ESA outlines plans for space security program


HUNTSVILLE, Ala. — The European Space Agency has provided more details about the multi-pronged security program it is seeking more than one billion euros for at its upcoming ministerial conference.

At the European Resilience from Space Conference in Brussels on Oct. 28, ESA Director General Josef Aschbacher detailed the European Resilience from Space (ERS) program, announced earlier this year. The program would include imaging, navigation and communications capabilities for security-related uses ranging from defense to crisis response.

The program is driven by growing security threats to Europe, particularly from Russia, as well as the perception that the continent can no longer rely primarily on the United States for defense.

“In this moment of rapid change, there is a critical need to synchronize European initiatives by aligning space for defense competencies, avoiding duplication and pooling resources for scale,” Aschbacher said in prepared remarks. “We still remain too fragmented to guarantee Europe genuine, comprehensive and autonomous space resilience.”
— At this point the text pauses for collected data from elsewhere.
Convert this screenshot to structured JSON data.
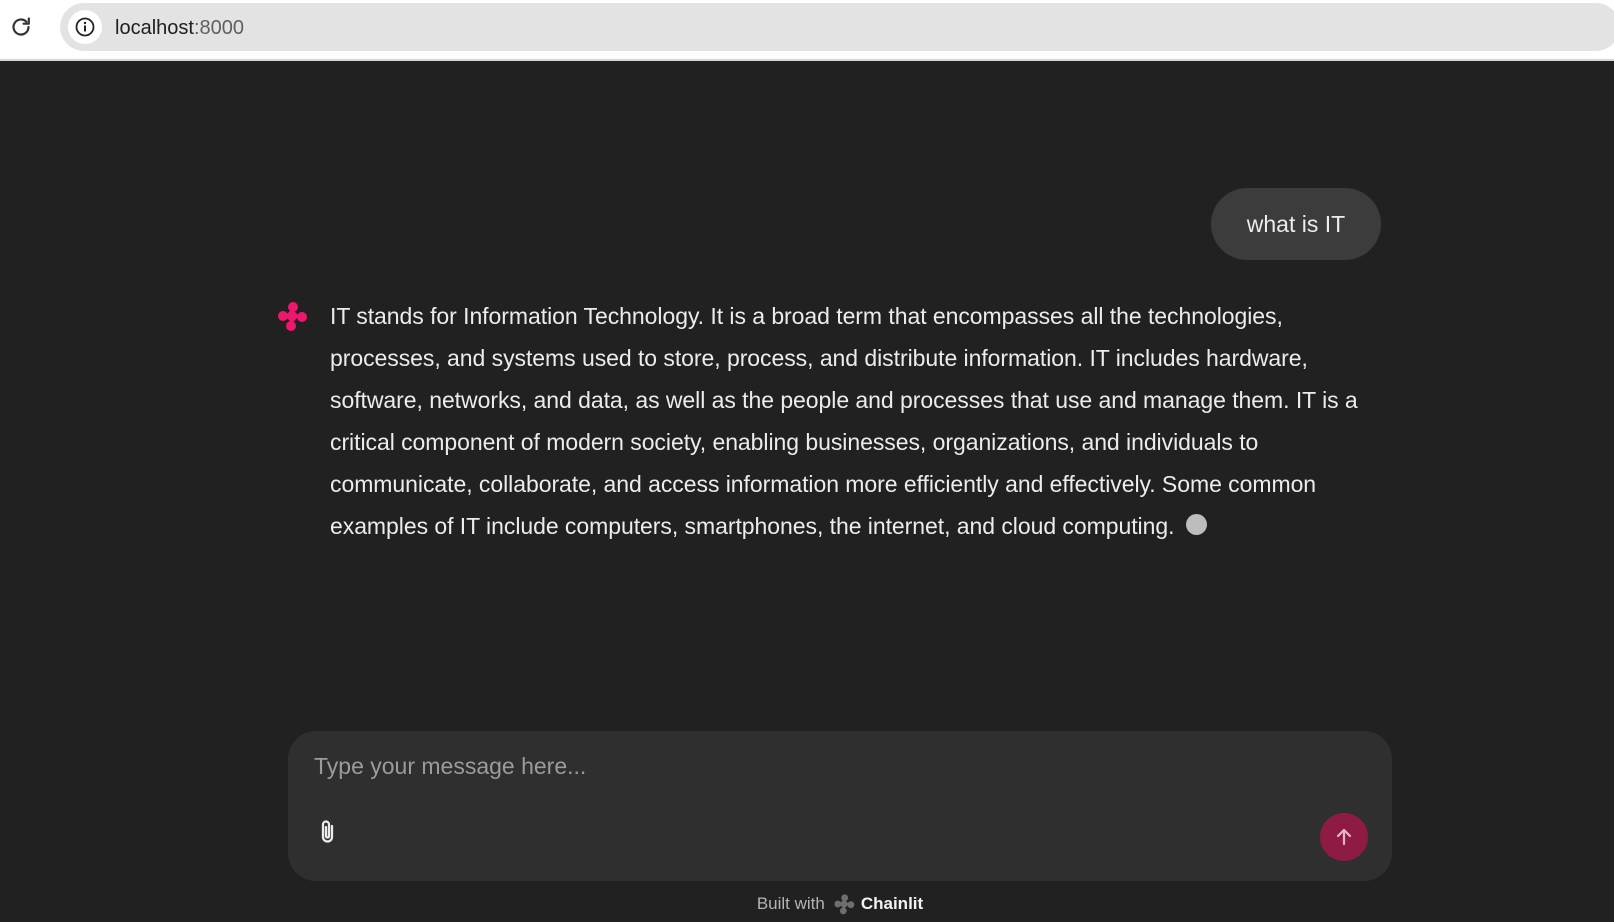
{
  "browser": {
    "url_host": "localhost",
    "url_port": ":8000"
  },
  "chat": {
    "user_message": "what is IT",
    "assistant_message": "IT stands for Information Technology. It is a broad term that encompasses all the technologies, processes, and systems used to store, process, and distribute information. IT includes hardware, software, networks, and data, as well as the people and processes that use and manage them. IT is a critical component of modern society, enabling businesses, organizations, and individuals to communicate, collaborate, and access information more efficiently and effectively. Some common examples of IT include computers, smartphones, the internet, and cloud computing."
  },
  "composer": {
    "placeholder": "Type your message here...",
    "attach_icon": "paperclip-icon",
    "send_icon": "arrow-up-icon"
  },
  "footer": {
    "built_with": "Built with",
    "brand": "Chainlit"
  },
  "colors": {
    "background": "#212121",
    "user_bubble": "#3c3c3c",
    "accent_pink": "#f0166d",
    "send_button": "#8e1b43"
  }
}
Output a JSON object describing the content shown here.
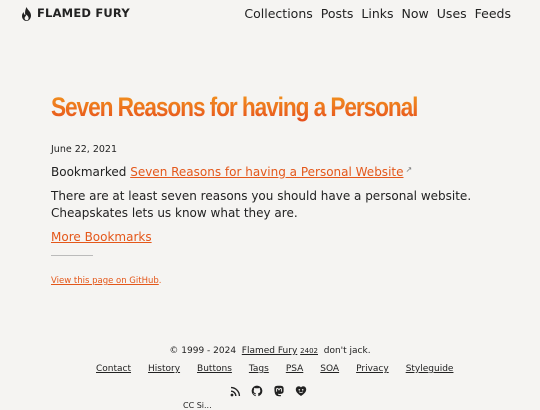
{
  "brand": {
    "name": "FLAMED FURY",
    "logo_icon": "flame-icon"
  },
  "nav": {
    "items": [
      {
        "label": "Collections"
      },
      {
        "label": "Posts"
      },
      {
        "label": "Links"
      },
      {
        "label": "Now"
      },
      {
        "label": "Uses"
      },
      {
        "label": "Feeds"
      }
    ]
  },
  "post": {
    "title": "Seven Reasons for having a Personal Website",
    "date": "June 22, 2021",
    "bookmarked_prefix": "Bookmarked",
    "bookmark_link": "Seven Reasons for having a Personal Website",
    "external_icon": "external-link-icon",
    "description": "There are at least seven reasons you should have a personal website. Cheapskates lets us know what they are.",
    "more_link": "More Bookmarks",
    "github_link": "View this page on GitHub",
    "github_suffix": "."
  },
  "footer": {
    "copyright": "© 1999 - 2024",
    "site_name": "Flamed Fury",
    "version": "2402",
    "tagline": "don't jack.",
    "links": [
      {
        "label": "Contact"
      },
      {
        "label": "History"
      },
      {
        "label": "Buttons"
      },
      {
        "label": "Tags"
      },
      {
        "label": "PSA"
      },
      {
        "label": "SOA"
      },
      {
        "label": "Privacy"
      },
      {
        "label": "Styleguide"
      }
    ],
    "social_icons": [
      "rss-icon",
      "github-icon",
      "mastodon-icon",
      "omg-lol-icon"
    ],
    "cutoff_text": "CC Si..."
  },
  "colors": {
    "accent": "#e4571a",
    "title_gradient_top": "#f29e1c",
    "title_gradient_bottom": "#e4421c",
    "background": "#f5f4f2"
  }
}
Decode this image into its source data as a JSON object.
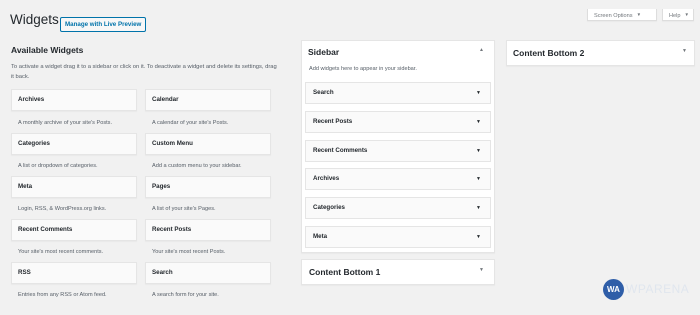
{
  "header": {
    "title": "Widgets",
    "live_preview_label": "Manage with Live Preview",
    "screen_options_label": "Screen Options",
    "help_label": "Help"
  },
  "available": {
    "title": "Available Widgets",
    "description": "To activate a widget drag it to a sidebar or click on it. To deactivate a widget and delete its settings, drag it back.",
    "widgets": [
      {
        "name": "Archives",
        "desc": "A monthly archive of your site's Posts."
      },
      {
        "name": "Calendar",
        "desc": "A calendar of your site's Posts."
      },
      {
        "name": "Categories",
        "desc": "A list or dropdown of categories."
      },
      {
        "name": "Custom Menu",
        "desc": "Add a custom menu to your sidebar."
      },
      {
        "name": "Meta",
        "desc": "Login, RSS, & WordPress.org links."
      },
      {
        "name": "Pages",
        "desc": "A list of your site's Pages."
      },
      {
        "name": "Recent Comments",
        "desc": "Your site's most recent comments."
      },
      {
        "name": "Recent Posts",
        "desc": "Your site's most recent Posts."
      },
      {
        "name": "RSS",
        "desc": "Entries from any RSS or Atom feed."
      },
      {
        "name": "Search",
        "desc": "A search form for your site."
      }
    ]
  },
  "sidebar": {
    "title": "Sidebar",
    "description": "Add widgets here to appear in your sidebar.",
    "widgets": [
      "Search",
      "Recent Posts",
      "Recent Comments",
      "Archives",
      "Categories",
      "Meta"
    ]
  },
  "areas": {
    "content_bottom_1": "Content Bottom 1",
    "content_bottom_2": "Content Bottom 2"
  },
  "watermark": {
    "logo": "WA",
    "text": "WPARENA"
  }
}
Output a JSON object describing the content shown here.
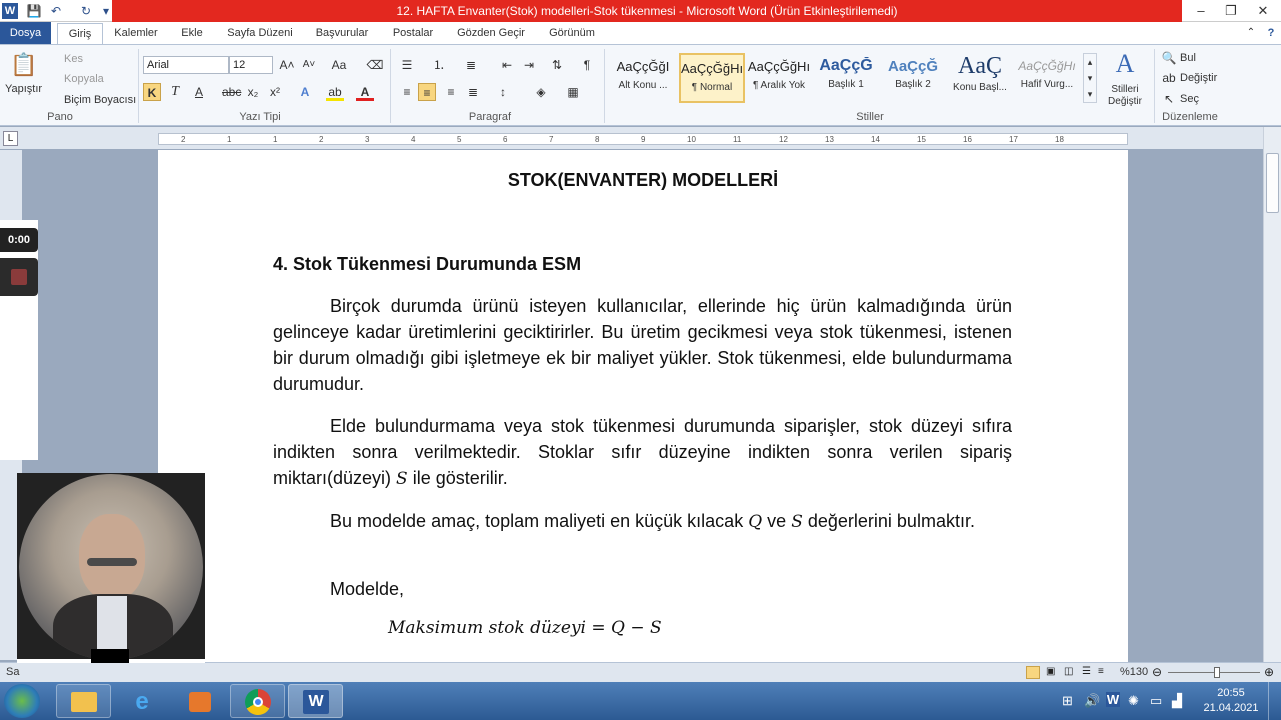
{
  "window": {
    "title": "12. HAFTA Envanter(Stok) modelleri-Stok tükenmesi  -  Microsoft Word (Ürün Etkinleştirilemedi)"
  },
  "tabs": [
    "Dosya",
    "Giriş",
    "Kalemler",
    "Ekle",
    "Sayfa Düzeni",
    "Başvurular",
    "Postalar",
    "Gözden Geçir",
    "Görünüm"
  ],
  "ribbon": {
    "clipboard": {
      "paste": "Yapıştır",
      "cut": "Kes",
      "copy": "Kopyala",
      "format_painter": "Biçim Boyacısı",
      "label": "Pano"
    },
    "font": {
      "family": "Arial",
      "size": "12",
      "label": "Yazı Tipi",
      "bold": "K",
      "italic": "T"
    },
    "paragraph": {
      "label": "Paragraf"
    },
    "styles": {
      "label": "Stiller",
      "items": [
        {
          "sample": "AaÇçĞğI",
          "name": "Alt Konu ..."
        },
        {
          "sample": "AaÇçĞğHı",
          "name": "¶ Normal"
        },
        {
          "sample": "AaÇçĞğHı",
          "name": "¶ Aralık Yok"
        },
        {
          "sample": "AaÇçĞ",
          "name": "Başlık 1"
        },
        {
          "sample": "AaÇçĞ",
          "name": "Başlık 2"
        },
        {
          "sample": "AaÇ",
          "name": "Konu Başl..."
        },
        {
          "sample": "AaÇçĞğHı",
          "name": "Hafif Vurg..."
        }
      ],
      "change_styles": "Stilleri Değiştir"
    },
    "editing": {
      "label": "Düzenleme",
      "find": "Bul",
      "replace": "Değiştir",
      "select": "Seç"
    }
  },
  "ruler_numbers": [
    "2",
    "1",
    "1",
    "2",
    "3",
    "4",
    "5",
    "6",
    "7",
    "8",
    "9",
    "10",
    "11",
    "12",
    "13",
    "14",
    "15",
    "16",
    "17",
    "18"
  ],
  "document": {
    "title": "STOK(ENVANTER) MODELLERİ",
    "heading": "4. Stok Tükenmesi Durumunda ESM",
    "p1": "Birçok durumda ürünü isteyen kullanıcılar, ellerinde hiç ürün kalmadığında ürün gelinceye kadar üretimlerini geciktirirler. Bu üretim gecikmesi veya stok tükenmesi, istenen bir durum olmadığı gibi işletmeye ek bir maliyet yükler. Stok tükenmesi, elde bulundurmama durumudur.",
    "p2_a": "Elde bulundurmama veya stok tükenmesi durumunda siparişler, stok düzeyi sıfıra indikten sonra verilmektedir. Stoklar sıfır düzeyine indikten sonra verilen sipariş miktarı(düzeyi)",
    "p2_var": "S",
    "p2_b": "ile gösterilir.",
    "p3_a": "Bu modelde amaç, toplam maliyeti en küçük kılacak",
    "p3_q": "Q",
    "p3_mid": "ve",
    "p3_s": "S",
    "p3_b": "değerlerini bulmaktır.",
    "p4": "Modelde,",
    "formula": "Maksimum stok düzeyi = Q − S"
  },
  "statusbar": {
    "left": "Sa",
    "zoom": "%130"
  },
  "recorder": {
    "time": "0:00"
  },
  "taskbar": {
    "time": "20:55",
    "date": "21.04.2021"
  },
  "colors": {
    "title_red": "#e3281f",
    "file_tab": "#2b579a"
  }
}
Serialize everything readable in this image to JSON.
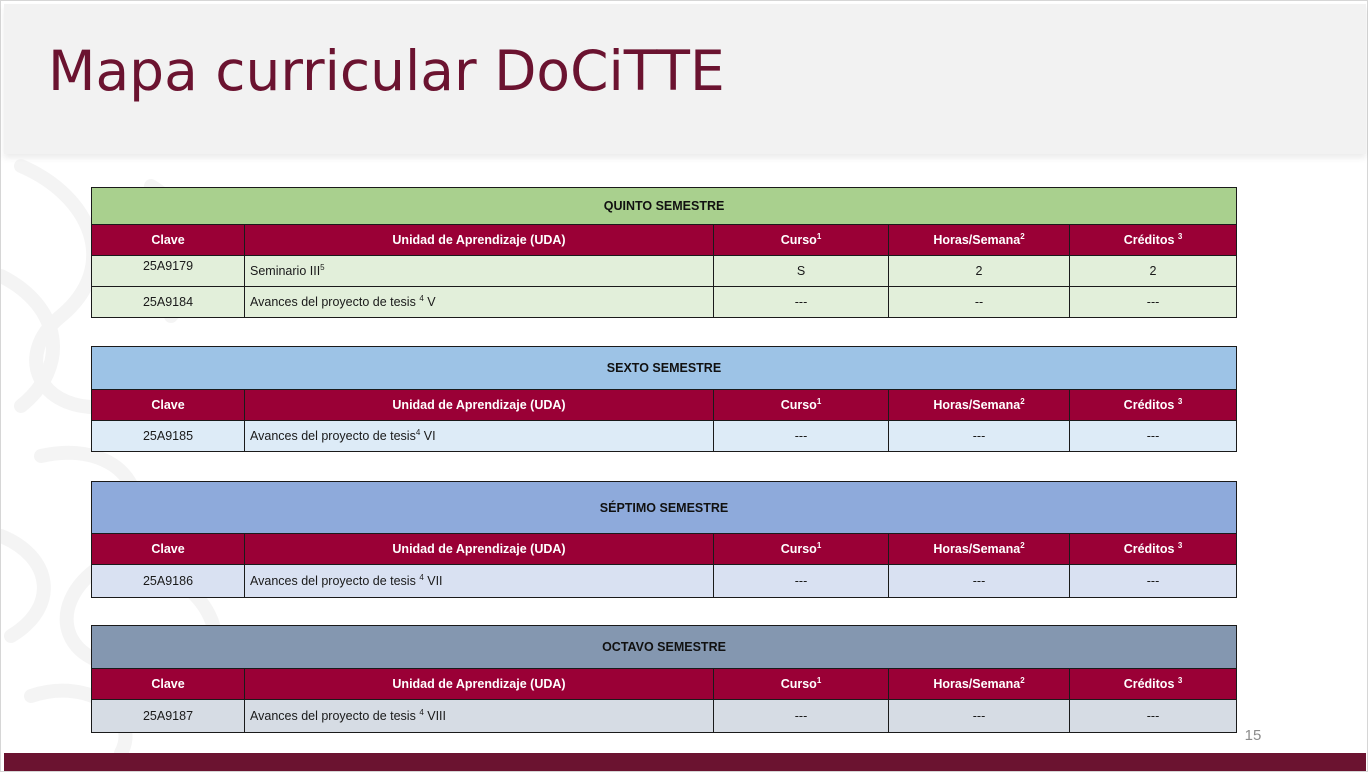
{
  "slide": {
    "title": "Mapa curricular DoCiTTE",
    "page_number": "15"
  },
  "columns": {
    "clave": "Clave",
    "uda": "Unidad de Aprendizaje (UDA)",
    "curso": "Curso",
    "curso_sup": "1",
    "horas": "Horas/Semana",
    "horas_sup": "2",
    "creditos": "Créditos ",
    "creditos_sup": "3"
  },
  "semesters": [
    {
      "title": "QUINTO SEMESTRE",
      "rows": [
        {
          "clave": "25A9179",
          "uda": "Seminario III",
          "uda_sup": "5",
          "uda_suffix": "",
          "curso": "S",
          "horas": "2",
          "creditos": "2"
        },
        {
          "clave": "25A9184",
          "uda": "Avances del proyecto de tesis ",
          "uda_sup": "4",
          "uda_suffix": " V",
          "curso": "---",
          "horas": "--",
          "creditos": "---"
        }
      ]
    },
    {
      "title": "SEXTO SEMESTRE",
      "rows": [
        {
          "clave": "25A9185",
          "uda": "Avances del proyecto de tesis",
          "uda_sup": "4",
          "uda_suffix": " VI",
          "curso": "---",
          "horas": "---",
          "creditos": "---"
        }
      ]
    },
    {
      "title": "SÉPTIMO SEMESTRE",
      "rows": [
        {
          "clave": "25A9186",
          "uda": "Avances del proyecto de tesis ",
          "uda_sup": "4",
          "uda_suffix": " VII",
          "curso": "---",
          "horas": "---",
          "creditos": "---"
        }
      ]
    },
    {
      "title": "OCTAVO SEMESTRE",
      "rows": [
        {
          "clave": "25A9187",
          "uda": "Avances del proyecto de tesis ",
          "uda_sup": "4",
          "uda_suffix": " VIII",
          "curso": "---",
          "horas": "---",
          "creditos": "---"
        }
      ]
    }
  ],
  "colors": {
    "title": "#6b1330",
    "header_row": "#9a0036",
    "footer_band": "#6b1330",
    "quinto_title": "#a9d08e",
    "quinto_rows": "#e2efda",
    "sexto_title": "#9dc3e6",
    "sexto_rows": "#ddebf7",
    "septimo_title": "#8eaadb",
    "septimo_rows": "#d9e1f2",
    "octavo_title": "#8497b0",
    "octavo_rows": "#d6dce4"
  },
  "icons": {
    "watermark": "decorative-swirl-pattern"
  }
}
ERS is one of the cornerstone proposals in the package ESA will present to its member states at the Nov. 26–27 ministerial conference in Bremen, Germany. Aschbacher said at an Oct. 23 briefing after an ESA Council meeting that he was seeking “a bit above one billion” euros for ERS.

In an online briefing during the Brussels conference, he said the program has a total value of 1.2 billion euros ($1.4 billion).

The largest component is in Earth observation, where ESA is proposing to spend 750 million euros to begin developing a constellation of imaging satellites. That effort will start with a “virtual” system combining existing satellites operated by individual European countries.

“We start with pooling and sharing existing capabilities,” he said. “If some satellite systems are used at 30% to 40% of their capacity for national needs, the other 60% could be utilized by others, in exchange for other countries doing the same.”

That approach, however, would not be enough to meet Europe’s needs. The combined national systems could provide about a dozen images of specific locations per day, Aschbacher said, while “what you really want is a very high frequency of observation: every 30 minutes.”

Meeting that goal will require a new constellation of optical and radar imaging satellites, potentially incorporating other sensors such as thermal infrared or radio-frequency monitoring systems, as well as technologies like edge computing and intersatellite links. ESA’s goal is to launch the first demonstration satellites by 2028.

ESA is also seeking 250 million euros for LEO PNT, a low Earth orbit constellation of positioning, navigation and timing satellites that would augment the Galileo system and increase resilience against interference.

The third component focuses on communications, building on the IRIS² secure connectivity constellation. Laurent Jaffart, ESA’s director of connectivity and secure communications, said 50 million euros would fund early-phase studies and 150 million euros would support demonstrations. That funding is part of a broader 600 million euro request for IRIS² at the ministerial.

“ERS Earth observation will run in parallel with the definition of the IRIS² evolution,” Jaffart said. “We’re looking at IRIS² as the secure communication backbone for all Earth observation missions, and also for the PNT missions.”

The funding ESA is requesting for ERS represents only the first step in developing a full system in partnership with the European Commission, Aschbacher said. “The ERS development and investments are a precursor or first pilot, the first tangible deliverable on the ESA side to a joint undertaking that we will build up together with the European Commission.”

ERS would follow the model of past partnerships between ESA and the European Commission, such as Galileo and Copernicus, in which ESA leads development and the commission manages operations.

Those later phases have not yet been defined. Earlier this year, the European Commission proposed spending 131 billion euros on a “competitiveness fund” for defense and space in its next seven-year multiannual financial framework (MFF) beginning in 2028. How much of that would go to space, including ERS, remains unclear.

The timing of ESA’s ministerial conference is “perfect,” Aschbacher said, as it allows work on early ERS development to begin while the commission finalizes its next MFF. “ESA is needed to step in and take on some of the challenges in this very fast-moving environment,” he said.

However, Aschbacher acknowledged that European autonomy in space security has limits. Asked whether ERS satellites would be “ITAR-free,” meaning they would not rely on U.S. components subject to export controls, he said that was unlikely.

“Having a completely ITAR-free satellite for Europe is very much desirable, but I think very far away from reality,” he said.